There are cases where a workman may be entitled to claim compensation for an injury received in circumstances which were only indirectly connected with the special duties of the workman; and in particular it has been recognised that a workman owes a duty to his employer to give occasional help to a fellow-workman, e.g., in lifting heavy materials or removing obstructions; and if such assistance is given in the ordinary course of the business in which the workman is engaged, and in the furtherance of the business of the employer, it cannot be said, in a reasonable sense, that the workman has gone outside the course of his employment. Such cases when they arise will be considered on their merits, but the present case does not fall within any exceptional category, because it is expressly found that the appellant did not mount the waggon for any object of his employers.
We were referred, very properly, to various cases in which this question or something like it had been raised; but I prefer to rest my judgment on the facts of this case, because in a pure question of fact decisions on one set of facts are seldom useful as a guide to the decision of a case depending on different facts. I may add that there are no doubt many cases under the previous Act of Parliament where the defence would not be raised that the workman was outside the scope of his employment, because it was perfectly clear that the accident was the result of the workman's misconduct. But now, under the operation of the new statute, the Workmen's Compensation Act 1906, the defence of “serious and wilful misconduct” is not pleadable when the accident results in a permanent disablement, incapacitating the employee for work. In the present case, accordingly, we have no occasion to consider whether the appellant was chargeable with fault in mounting a waggon in motion; the only question is, whether the injury arose out of and in the course of his employment.

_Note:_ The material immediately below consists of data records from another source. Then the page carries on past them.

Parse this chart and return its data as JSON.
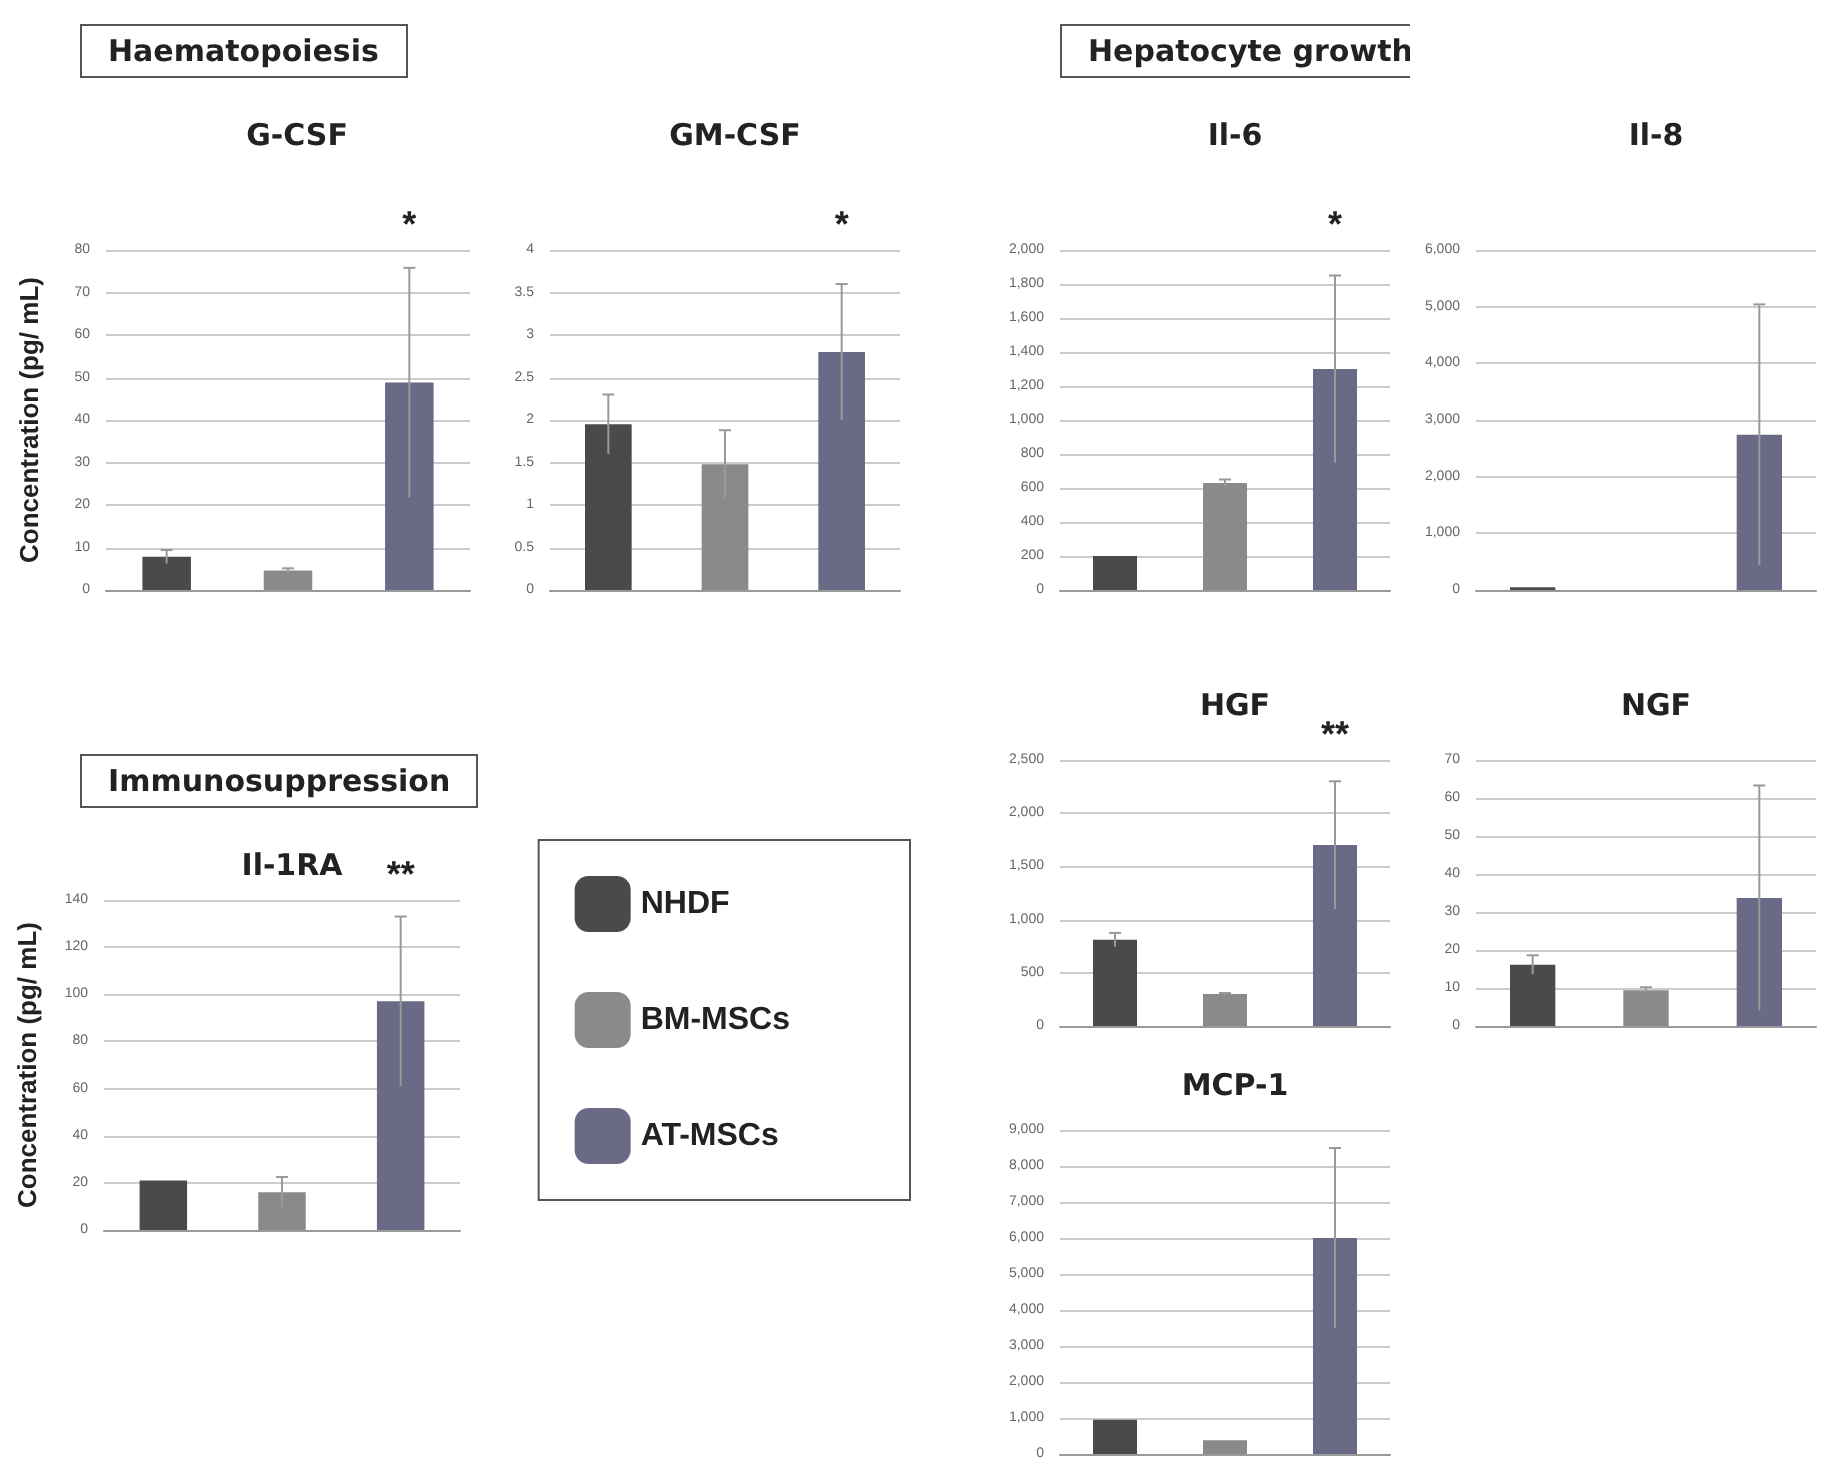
{
  "chart_data": [
    {
      "type": "bar",
      "subtitle": "Haematopoiesis",
      "title": "G-CSF",
      "ylabel": "Concentration (pg/ mL)",
      "categories": [
        null,
        null,
        null
      ],
      "values": [
        7.8,
        4.6,
        48.8
      ],
      "errors": [
        1.6,
        0.5,
        27
      ],
      "colors": [
        "#4a4a4a",
        "#8a8a8a",
        "#6a6a86"
      ],
      "ylim": [
        0,
        80
      ],
      "yticks": [
        0,
        10,
        20,
        30,
        40,
        50,
        60,
        70,
        80
      ],
      "grid": "y",
      "annotations": [
        "*"
      ]
    },
    {
      "type": "bar",
      "title": "GM-CSF",
      "categories": [
        null,
        null,
        null
      ],
      "values": [
        1.95,
        1.48,
        2.8
      ],
      "errors": [
        0.35,
        0.4,
        0.8
      ],
      "colors": [
        "#4a4a4a",
        "#8a8a8a",
        "#6a6a86"
      ],
      "ylim": [
        0,
        4
      ],
      "yticks": [
        0,
        0.5,
        1,
        1.5,
        2,
        2.5,
        3,
        3.5,
        4
      ],
      "grid": "y",
      "annotations": [
        "*"
      ]
    },
    {
      "type": "bar",
      "subtitle": "Hepatocyte growth",
      "title": "Il-6",
      "categories": [
        null,
        null,
        null
      ],
      "values": [
        200,
        630,
        1300
      ],
      "errors": [
        null,
        20,
        550
      ],
      "colors": [
        "#4a4a4a",
        "#8a8a8a",
        "#6a6a86"
      ],
      "ylim": [
        0,
        2000
      ],
      "yticks": [
        0,
        200,
        400,
        600,
        800,
        {
          "value": 1000,
          "label": "1,000"
        },
        {
          "value": 1200,
          "label": "1,200"
        },
        {
          "value": 1400,
          "label": "1,400"
        },
        {
          "value": 1600,
          "label": "1,600"
        },
        {
          "value": 1800,
          "label": "1,800"
        },
        {
          "value": 2000,
          "label": "2,000"
        }
      ],
      "grid": "y",
      "annotations": [
        "*"
      ]
    },
    {
      "type": "bar",
      "title": "Il-8",
      "categories": [
        null,
        null,
        null
      ],
      "values": [
        50,
        null,
        2740
      ],
      "errors": [
        null,
        null,
        2300
      ],
      "colors": [
        "#4a4a4a",
        "#8a8a8a",
        "#6a6a86"
      ],
      "ylim": [
        0,
        6000
      ],
      "yticks": [
        0,
        {
          "value": 1000,
          "label": "1,000"
        },
        {
          "value": 2000,
          "label": "2,000"
        },
        {
          "value": 3000,
          "label": "3,000"
        },
        {
          "value": 4000,
          "label": "4,000"
        },
        {
          "value": 5000,
          "label": "5,000"
        },
        {
          "value": 6000,
          "label": "6,000"
        }
      ],
      "grid": "y"
    },
    {
      "type": "bar",
      "subtitle": "Immunosuppression",
      "title": "Il-1RA",
      "ylabel": "Concentration (pg/ mL)",
      "categories": [
        null,
        null,
        null
      ],
      "series": [
        {
          "name": "NHDF",
          "color": "#4a4a4a",
          "values": [
            21,
            null,
            null
          ]
        },
        {
          "name": "BM-MSCs",
          "color": "#8a8a8a",
          "values": [
            null,
            16,
            null
          ],
          "errors": [
            null,
            6.5,
            null
          ]
        },
        {
          "name": "AT-MSCs",
          "color": "#6a6a86",
          "values": [
            null,
            null,
            97
          ],
          "errors": [
            null,
            null,
            36
          ]
        }
      ],
      "ylim": [
        0,
        140
      ],
      "yticks": [
        0,
        20,
        40,
        60,
        80,
        100,
        120,
        140
      ],
      "grid": "y",
      "legend": "right",
      "annotations": [
        "**"
      ]
    },
    {
      "type": "bar",
      "title": "HGF",
      "categories": [
        null,
        null,
        null
      ],
      "values": [
        810,
        300,
        1700
      ],
      "errors": [
        65,
        10,
        600
      ],
      "colors": [
        "#4a4a4a",
        "#8a8a8a",
        "#6a6a86"
      ],
      "ylim": [
        0,
        2500
      ],
      "yticks": [
        0,
        500,
        {
          "value": 1000,
          "label": "1,000"
        },
        {
          "value": 1500,
          "label": "1,500"
        },
        {
          "value": 2000,
          "label": "2,000"
        },
        {
          "value": 2500,
          "label": "2,500"
        }
      ],
      "grid": "y",
      "annotations": [
        "**"
      ]
    },
    {
      "type": "bar",
      "title": "NGF",
      "categories": [
        null,
        null,
        null
      ],
      "values": [
        16.1,
        9.4,
        33.7
      ],
      "errors": [
        2.5,
        0.8,
        29.6
      ],
      "colors": [
        "#4a4a4a",
        "#8a8a8a",
        "#6a6a86"
      ],
      "ylim": [
        0,
        70
      ],
      "yticks": [
        0,
        10,
        20,
        30,
        40,
        50,
        60,
        70
      ],
      "grid": "y"
    },
    {
      "type": "bar",
      "title": "MCP-1",
      "categories": [
        null,
        null,
        null
      ],
      "values": [
        950,
        380,
        6000
      ],
      "errors": [
        null,
        null,
        2500
      ],
      "colors": [
        "#4a4a4a",
        "#8a8a8a",
        "#6a6a86"
      ],
      "ylim": [
        0,
        9000
      ],
      "yticks": [
        0,
        {
          "value": 1000,
          "label": "1,000"
        },
        {
          "value": 2000,
          "label": "2,000"
        },
        {
          "value": 3000,
          "label": "3,000"
        },
        {
          "value": 4000,
          "label": "4,000"
        },
        {
          "value": 5000,
          "label": "5,000"
        },
        {
          "value": 6000,
          "label": "6,000"
        },
        {
          "value": 7000,
          "label": "7,000"
        },
        {
          "value": 8000,
          "label": "8,000"
        },
        {
          "value": 9000,
          "label": "9,000"
        }
      ],
      "grid": "y"
    }
  ]
}
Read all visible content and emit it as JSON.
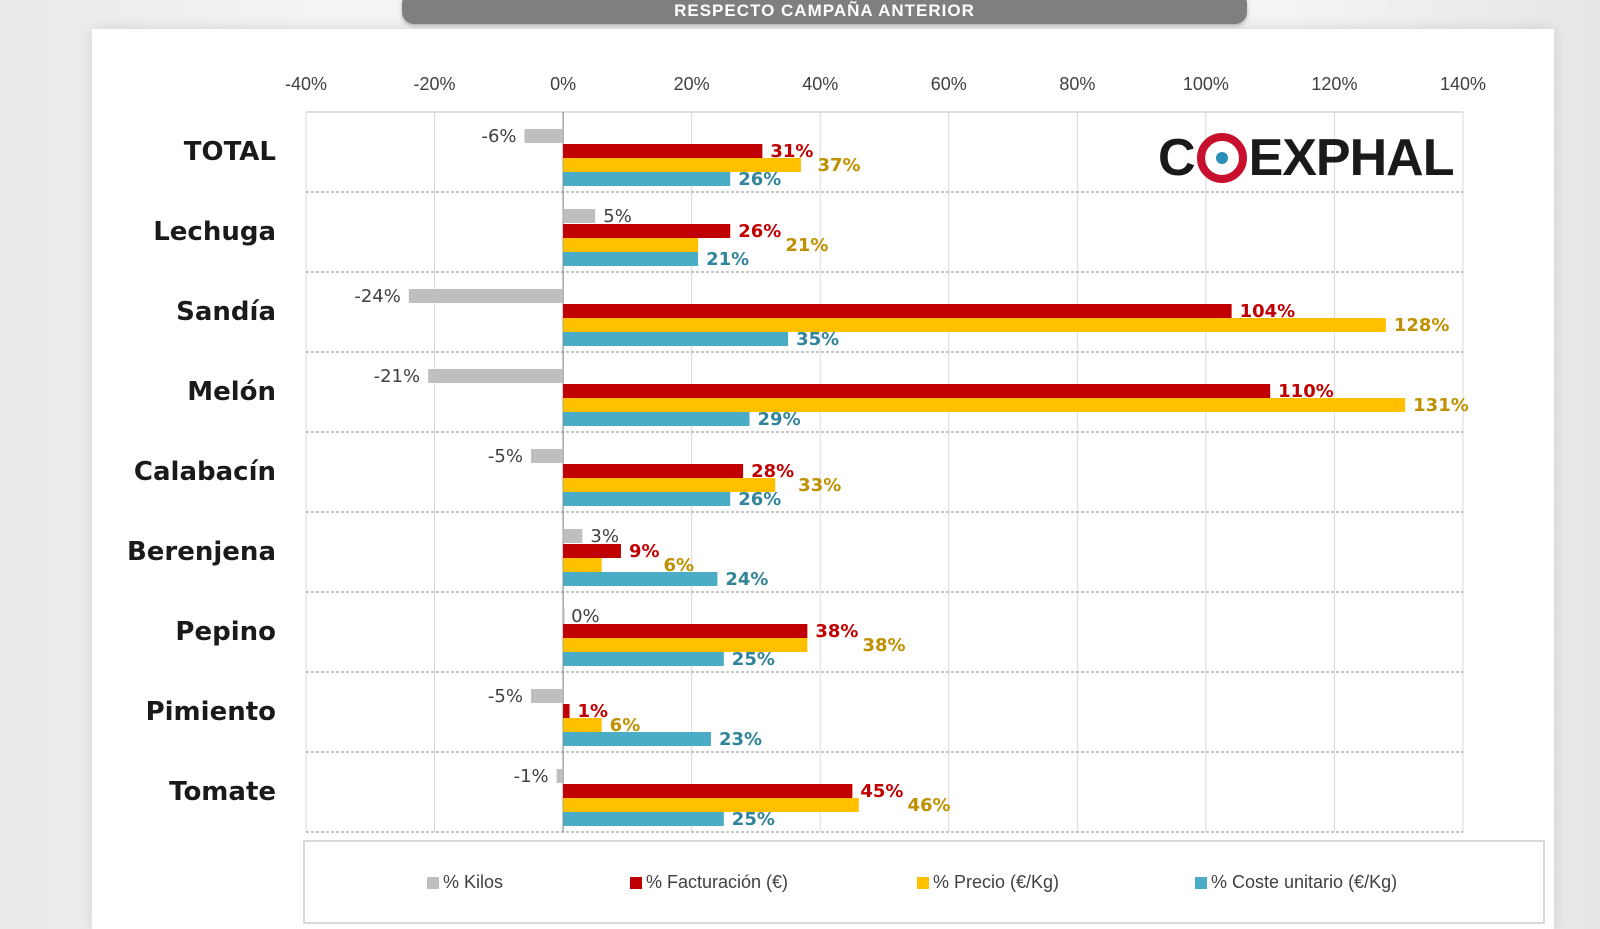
{
  "banner": {
    "text": "RESPECTO CAMPAÑA ANTERIOR"
  },
  "logo": {
    "text": "COEXPHAL"
  },
  "chart_data": {
    "type": "bar",
    "orientation": "horizontal",
    "categories": [
      "TOTAL",
      "Lechuga",
      "Sandía",
      "Melón",
      "Calabacín",
      "Berenjena",
      "Pepino",
      "Pimiento",
      "Tomate"
    ],
    "x_ticks": [
      "-40%",
      "-20%",
      "0%",
      "20%",
      "40%",
      "60%",
      "80%",
      "100%",
      "120%",
      "140%"
    ],
    "xlim": [
      -40,
      140
    ],
    "grid": "horizontal dashed separators between categories; vertical gridlines at each tick",
    "legend_position": "bottom",
    "series": [
      {
        "name": "% Kilos",
        "color": "#bfbfbf",
        "label_color": "#404040",
        "values": [
          -6,
          5,
          -24,
          -21,
          -5,
          3,
          0,
          -5,
          -1
        ]
      },
      {
        "name": "% Facturación (€)",
        "color": "#c00000",
        "label_color": "#c00000",
        "values": [
          31,
          26,
          104,
          110,
          28,
          9,
          38,
          1,
          45
        ]
      },
      {
        "name": "% Precio (€/Kg)",
        "color": "#ffc000",
        "label_color": "#bf9000",
        "values": [
          37,
          21,
          128,
          131,
          33,
          6,
          38,
          6,
          46
        ]
      },
      {
        "name": "% Coste unitario (€/Kg)",
        "color": "#4bacc6",
        "label_color": "#31849b",
        "values": [
          26,
          21,
          35,
          29,
          26,
          24,
          25,
          23,
          25
        ]
      }
    ]
  }
}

The best that can be said for the appellant's case is, that he was on his employers' premises within the dock-gates, and that he was within his contract in proceeding homewards for his dinner at 2 o'clock. But this does not advance his case very far. Under the present law we have not to consider whether the accident occurred in or about the employers' premises; the right to compensation will accrue independently of locality if the workman was at the time and place in question in the exercise of his employment. But this consideration only accentuates the condition that the party must satisfy the arbitrator that the accident arose out of and in the course of his employment, because it was not intended that the employer should be a universal insurer.
Now it was certainly not within the contemplation of parties when the appellant was engaged that he should get upon a moving waggon to enable him to go home to his dinner, and it is found that his doing so was not for any object of his employers; and this is just another way of saying that the act which led to the disablement of the appellant neither arose expressly nor by implication out of his employment. I come therefore without any difficulty to the conclusion which the Sheriff-Substitute has arrived at on the facts of the case.
If it is necessary to refer to authorities, the case of Reed v. The Great Western Railway Company, decided last week in the House of Lords, supports our judgment, because in that case an engine-driver who had crossed the main line to get a book from a fellow-servant and was run over in returning to his engine, was on this ground held disentitled to compensation. I am for answering the question in the affirmative and dismissing the appeal.
Page: 42↓
The Court answered the question of law in the affirmative.
Counsel for Appellant— Watt, K.C.— Macdonald. Agents— Paterson & Salmon, Solicitors.
Counsel for Respondents— Cooper, K.C.— Black. Agents— Webster. Will, & Co., S.S.C.